The function AVISaveOption is a suitable example, as it needs two pointers to pointers as parameters:
[DllImport(“avifil32.dll”)] extern static int AVISaveOptions( IntPtr hWnd, int uiFlags, int noStreams, IntPtr ppavi, IntPtr ppOptions);
In fact the ppavi parameter is a pointer to a handle (which is itself a pointer), and the ppOptions is a pointer to a pointer to a struct. To call this function we first need the struct:
AVICOMPRESSOPTIONS opts = new AVICOMPRESSOPTIONS();
You can lookup the definition of the structure in the standard AVI documentation.

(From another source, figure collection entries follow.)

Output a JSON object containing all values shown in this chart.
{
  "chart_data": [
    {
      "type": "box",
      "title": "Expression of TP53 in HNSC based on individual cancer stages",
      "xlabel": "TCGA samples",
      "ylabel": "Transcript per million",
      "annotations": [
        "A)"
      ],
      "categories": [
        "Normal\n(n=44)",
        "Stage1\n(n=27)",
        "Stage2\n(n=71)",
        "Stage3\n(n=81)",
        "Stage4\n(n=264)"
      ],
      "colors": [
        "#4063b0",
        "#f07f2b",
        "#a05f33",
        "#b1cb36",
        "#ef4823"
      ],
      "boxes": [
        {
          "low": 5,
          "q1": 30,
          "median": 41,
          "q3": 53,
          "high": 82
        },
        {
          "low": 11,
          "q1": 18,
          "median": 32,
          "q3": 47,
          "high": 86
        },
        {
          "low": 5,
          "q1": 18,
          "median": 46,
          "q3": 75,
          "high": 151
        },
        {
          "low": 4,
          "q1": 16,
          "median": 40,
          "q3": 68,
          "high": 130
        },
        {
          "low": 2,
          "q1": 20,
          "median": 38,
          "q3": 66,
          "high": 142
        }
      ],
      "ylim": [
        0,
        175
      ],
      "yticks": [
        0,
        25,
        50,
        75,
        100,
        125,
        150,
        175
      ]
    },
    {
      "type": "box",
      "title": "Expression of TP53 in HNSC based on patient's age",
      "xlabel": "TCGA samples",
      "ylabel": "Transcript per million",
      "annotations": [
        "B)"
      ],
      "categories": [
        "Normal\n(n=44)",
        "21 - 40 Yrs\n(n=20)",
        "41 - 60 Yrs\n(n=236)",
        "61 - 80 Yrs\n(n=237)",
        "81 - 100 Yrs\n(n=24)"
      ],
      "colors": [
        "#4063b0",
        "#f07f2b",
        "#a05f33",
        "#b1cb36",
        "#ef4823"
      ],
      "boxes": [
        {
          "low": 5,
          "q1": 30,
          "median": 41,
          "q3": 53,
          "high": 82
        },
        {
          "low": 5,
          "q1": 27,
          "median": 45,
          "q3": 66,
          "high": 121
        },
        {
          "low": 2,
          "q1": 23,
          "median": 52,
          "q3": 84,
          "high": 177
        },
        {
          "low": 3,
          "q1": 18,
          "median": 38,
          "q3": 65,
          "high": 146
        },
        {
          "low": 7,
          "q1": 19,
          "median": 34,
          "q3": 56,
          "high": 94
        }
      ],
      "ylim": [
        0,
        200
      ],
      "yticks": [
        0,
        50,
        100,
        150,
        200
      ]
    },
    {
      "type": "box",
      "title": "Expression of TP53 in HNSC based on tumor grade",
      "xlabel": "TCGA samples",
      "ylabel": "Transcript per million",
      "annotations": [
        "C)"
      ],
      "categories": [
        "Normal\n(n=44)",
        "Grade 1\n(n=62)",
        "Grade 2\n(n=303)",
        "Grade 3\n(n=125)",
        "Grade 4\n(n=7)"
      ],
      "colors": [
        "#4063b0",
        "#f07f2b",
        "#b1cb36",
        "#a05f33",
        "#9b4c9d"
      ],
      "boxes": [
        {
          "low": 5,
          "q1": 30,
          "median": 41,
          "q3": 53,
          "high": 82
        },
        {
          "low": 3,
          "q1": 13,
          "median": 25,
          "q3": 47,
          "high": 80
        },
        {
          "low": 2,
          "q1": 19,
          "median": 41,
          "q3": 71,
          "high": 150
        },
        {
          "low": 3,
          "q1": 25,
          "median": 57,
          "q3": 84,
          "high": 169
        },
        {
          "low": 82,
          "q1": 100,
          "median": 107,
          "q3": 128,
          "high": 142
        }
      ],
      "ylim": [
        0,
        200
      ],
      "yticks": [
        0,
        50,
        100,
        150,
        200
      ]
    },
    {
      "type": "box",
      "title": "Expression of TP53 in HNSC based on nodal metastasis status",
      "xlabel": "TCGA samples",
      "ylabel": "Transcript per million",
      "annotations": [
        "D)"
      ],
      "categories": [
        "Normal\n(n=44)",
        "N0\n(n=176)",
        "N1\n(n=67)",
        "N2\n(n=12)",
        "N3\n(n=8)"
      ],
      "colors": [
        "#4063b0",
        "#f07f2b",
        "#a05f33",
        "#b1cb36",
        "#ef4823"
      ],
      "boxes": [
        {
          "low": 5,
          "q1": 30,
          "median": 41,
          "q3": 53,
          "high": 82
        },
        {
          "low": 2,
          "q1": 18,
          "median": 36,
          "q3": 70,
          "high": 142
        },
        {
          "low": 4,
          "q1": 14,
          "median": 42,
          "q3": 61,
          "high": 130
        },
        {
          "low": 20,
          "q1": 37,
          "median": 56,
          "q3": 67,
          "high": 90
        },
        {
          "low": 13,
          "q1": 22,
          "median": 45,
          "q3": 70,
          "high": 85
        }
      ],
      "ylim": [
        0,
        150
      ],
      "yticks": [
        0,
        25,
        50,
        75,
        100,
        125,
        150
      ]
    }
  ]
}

Next we need the marshalled pointer to the struct:
IntPtr lpstruct = MarshalToPointer(opts);
…and then the pointer to the pointer:
IntPtr lppstruct = MarshalToPointer(lpstruct);
…followed by the pointer to the handle:
IntPtr lphandle = MarshalToPointer(pStream);
The call to the API function is now simple:
result = AVISaveOptions(m_hWnd, ICMF_CHOOSE_KEYFRAME | ICMF_CHOOSE_DATARATE, 1, lphandle, lppstruct);
…where the other parameters and constants aren’t of any great interest to us and you can find more details in the API’s documentation.
When the function completes, all that is left to do is transfer the data in the unmanaged buffer back into the managed struct:
opts = (AVICOMPRESSOPTIONS )MarshalToStruct(lpstruct, typeof(AVICOMPRESSOPTIONS));
You have to be careful to use the pointer to the struct and not the pointer to the pointer! Finally we can free all of the unmanaged memory we used:
Marshal.FreeHGlobal(lpstruct); Marshal.FreeHGlobal(lppstruct); Marshal.FreeHGlobal(lphandle);
This might all seem complicated. Using pointers-to-pointers is never an easy thing to do, and it is one of the reasons that C# makes sure that when you do use pointers, you mark the code as unsafe. However, you might like to contemplate just how safe this sort of juggling is, and all without an unsafe block in sight.
On the other hand the general principles are very simple. When you pass anything by ref to an API it has to be copied to unmanaged memory, and the address of this memory is passed to the function.
Normally default marshalling takes care of this and you can ignore it – but it still happens. If you need to go beyond what is provided by the marshalling attributes then you have to perform this copying explicitly.